Interesting video showing the fate of some Eurostar "stars"...

Strange economics to just abandon them ?

https://youtu.be/U2NnDn0KmUw

Ed


----------



## jis (Sep 12, 2018)

They are being sold for scrap, in general.


----------



## Devil's Advocate (Sep 12, 2018)

The decision may not be in the best interests for society as a whole, but it presumably makes simple economic sense for the operator. For instance, they don't have to worry about a competitor scooping them up and refurbishing the interiors in order to compete on price with an already approved design.


----------



## railiner (Sep 12, 2018)

I rode one of them back in '98 when they were almost new...still have a cup and saucer the first class attendant gave me in my collection.


----------



## caravanman (Sep 13, 2018)

jis said:


> They are being sold for scrap, in general.


Indeed, just wondered why the two exceptions in the video were being left to rot...

Ed.


----------



## cirdan (Sep 13, 2018)

It's not that uncommon actually for individual examples of withdrawn classes to be retained a little longer.

In some cases because there may be a speculative plan to use them for something, which them tyxpically never comes to fruition.

Departmental use for example, or maybe even returned to passenger service for some reason.

Maybe even a preservation bid of some sort.

Or just something like a one -ime use in a fire brigade or rescue exercise for a simulated crash.

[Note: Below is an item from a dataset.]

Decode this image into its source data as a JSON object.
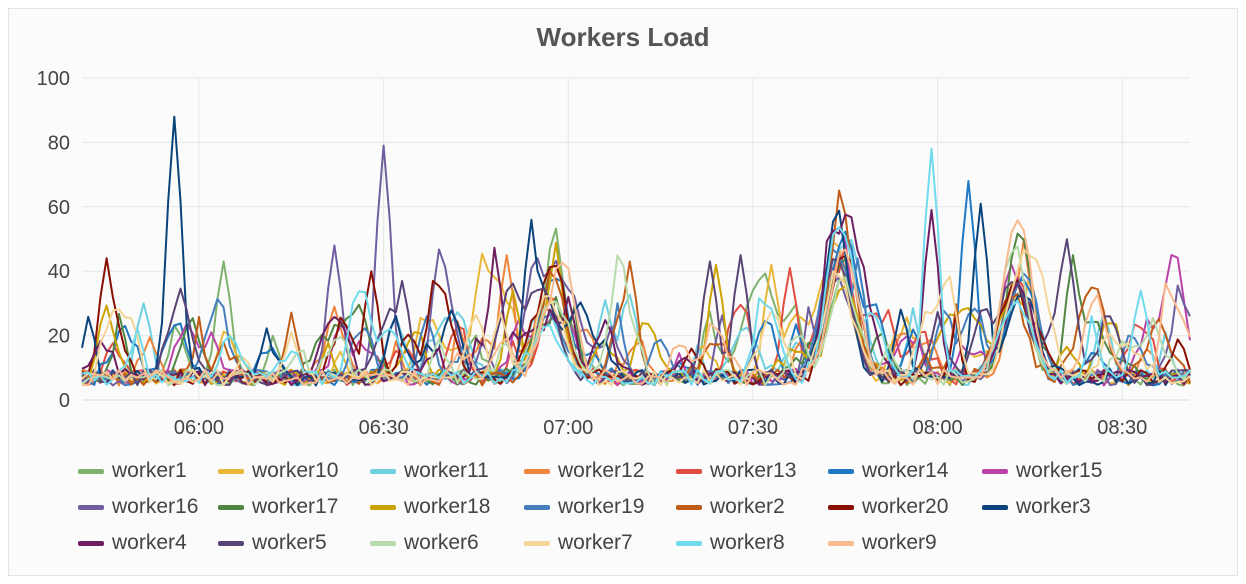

You might not want to use a normal train for that because the extrercise might involve actually setting fire to it, or curring holes in the sides of the carriages.

But after a couple of years of being left to the elements and to the vandals, that option becomes unviable.


----------



## Devil's Advocate (Sep 13, 2018)

caravanman said:


> jis said:
> 
> 
> > They are being sold for scrap, in general.
> ...


I suppose it could be an unexpected failure at an inopportune location but it's hard to know without more information. Scrapping companies generally operate on slim margins and scrapping schedules are sometimes adjusted because of market changes and pricing pressures. If a given design is made of materials that are not as desirable as some other recycling process then the less desirable material will be sidelined to make way for other more profitable recycling tasks. If the value of the depressed material does not rebound relative to other recycling tasks a defunct conveyance may end up sitting around for years slowly wasting away.


----------